Maßnahmen im Social Media Recht?                                        

So wurden im Fall Deggendorf bisher lediglich zwei Strafbefehle beantragt (Stand: 05.10.18). Die Politiker in Berlin laden Vertreter von Facebook und lassen sich dann mit nichtssagenden Statistiken abspeisen, die dreißigjährige Publicity Managerinnen mit zu viel Makeup vom Blatt ablesen. Der oberste Gerichtshof verweist ein zehn Jahre altes Verfahren zur Löschungspflicht von YouTube für weitere Jahre an den EuGH. Und die rechten Parteien lachen sich ins Fäustchen.

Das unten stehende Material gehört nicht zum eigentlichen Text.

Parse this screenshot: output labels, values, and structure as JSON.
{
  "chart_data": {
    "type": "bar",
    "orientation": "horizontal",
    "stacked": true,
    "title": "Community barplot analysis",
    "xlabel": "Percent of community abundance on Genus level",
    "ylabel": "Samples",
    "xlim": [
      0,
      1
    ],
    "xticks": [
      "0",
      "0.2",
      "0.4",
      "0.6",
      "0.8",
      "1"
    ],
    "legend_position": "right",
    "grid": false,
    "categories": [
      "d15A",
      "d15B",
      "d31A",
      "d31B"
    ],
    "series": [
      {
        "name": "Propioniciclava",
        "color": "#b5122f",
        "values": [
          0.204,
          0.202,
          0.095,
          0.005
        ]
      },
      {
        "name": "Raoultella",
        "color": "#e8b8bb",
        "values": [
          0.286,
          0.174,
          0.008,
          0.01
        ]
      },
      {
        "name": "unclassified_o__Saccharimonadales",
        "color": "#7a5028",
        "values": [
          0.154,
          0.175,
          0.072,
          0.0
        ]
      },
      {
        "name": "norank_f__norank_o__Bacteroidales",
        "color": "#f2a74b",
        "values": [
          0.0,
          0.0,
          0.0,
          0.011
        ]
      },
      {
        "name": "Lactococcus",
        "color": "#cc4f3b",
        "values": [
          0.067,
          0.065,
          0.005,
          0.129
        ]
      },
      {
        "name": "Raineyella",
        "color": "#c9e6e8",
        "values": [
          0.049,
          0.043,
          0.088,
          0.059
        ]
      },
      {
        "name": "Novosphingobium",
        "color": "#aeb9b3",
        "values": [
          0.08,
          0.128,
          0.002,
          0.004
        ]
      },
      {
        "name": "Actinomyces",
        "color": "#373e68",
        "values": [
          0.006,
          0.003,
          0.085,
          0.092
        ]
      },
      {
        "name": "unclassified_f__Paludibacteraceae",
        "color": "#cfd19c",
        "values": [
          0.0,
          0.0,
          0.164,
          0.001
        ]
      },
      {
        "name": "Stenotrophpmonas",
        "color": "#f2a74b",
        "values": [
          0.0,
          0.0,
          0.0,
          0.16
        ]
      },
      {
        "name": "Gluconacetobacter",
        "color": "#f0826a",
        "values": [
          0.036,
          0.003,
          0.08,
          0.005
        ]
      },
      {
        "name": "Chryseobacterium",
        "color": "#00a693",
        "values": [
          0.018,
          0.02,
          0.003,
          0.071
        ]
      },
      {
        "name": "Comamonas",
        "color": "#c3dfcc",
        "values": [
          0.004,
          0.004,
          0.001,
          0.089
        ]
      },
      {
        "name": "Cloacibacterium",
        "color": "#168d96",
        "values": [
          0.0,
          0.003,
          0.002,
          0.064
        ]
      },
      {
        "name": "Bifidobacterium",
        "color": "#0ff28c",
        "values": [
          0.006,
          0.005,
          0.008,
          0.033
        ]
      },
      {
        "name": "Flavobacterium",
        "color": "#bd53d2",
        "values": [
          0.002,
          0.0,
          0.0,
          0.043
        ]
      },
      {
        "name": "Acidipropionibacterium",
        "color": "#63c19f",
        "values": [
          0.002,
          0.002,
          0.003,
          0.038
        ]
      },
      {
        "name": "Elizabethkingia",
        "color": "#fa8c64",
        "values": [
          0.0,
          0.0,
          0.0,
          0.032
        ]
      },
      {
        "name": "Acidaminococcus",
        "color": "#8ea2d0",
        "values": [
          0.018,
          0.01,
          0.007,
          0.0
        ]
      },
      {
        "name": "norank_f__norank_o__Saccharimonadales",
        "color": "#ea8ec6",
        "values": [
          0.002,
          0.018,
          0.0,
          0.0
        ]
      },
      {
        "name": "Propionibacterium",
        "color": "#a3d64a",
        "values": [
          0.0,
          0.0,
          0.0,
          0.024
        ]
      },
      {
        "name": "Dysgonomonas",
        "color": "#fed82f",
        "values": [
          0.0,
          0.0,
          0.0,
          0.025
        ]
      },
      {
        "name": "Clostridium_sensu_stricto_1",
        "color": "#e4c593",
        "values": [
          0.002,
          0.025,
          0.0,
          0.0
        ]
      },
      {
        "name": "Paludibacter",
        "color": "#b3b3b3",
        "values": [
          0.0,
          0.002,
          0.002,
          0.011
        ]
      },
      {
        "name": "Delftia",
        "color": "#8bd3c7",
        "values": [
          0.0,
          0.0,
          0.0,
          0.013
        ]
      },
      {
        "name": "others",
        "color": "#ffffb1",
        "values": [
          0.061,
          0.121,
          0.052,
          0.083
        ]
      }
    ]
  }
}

Die AfD ist nach der Landtagswahl in Hessen nun in allen 16 Landtagen vertreten. 96.000 ehemalige CDU-Wähler entschieden sich dieses Mal, ihr Kreuzchen für die AfD zu setzen. Fragt man nach bei den Wählern, was sie dazu bewegt hat, kommt: eine endlose Leere. Es werden falsche  Statistiken von rechten Webseiten zitiert und hasserfüllte Parolen gerufen. Man liest auf Facebook einen Kommentar mit frei erfundenen Tatsachen und die stille Post verbreitet sich wie ein Lauffeuer.

Wann wird ein ernsthaftes Facebookrecht endlich auf die Gefahren für Demokratie und Rechtsstaatlichkeit reagieren, die von sozialen Medien ausgehen? Hoffentlich bevor die AfD Regierungspartei wird.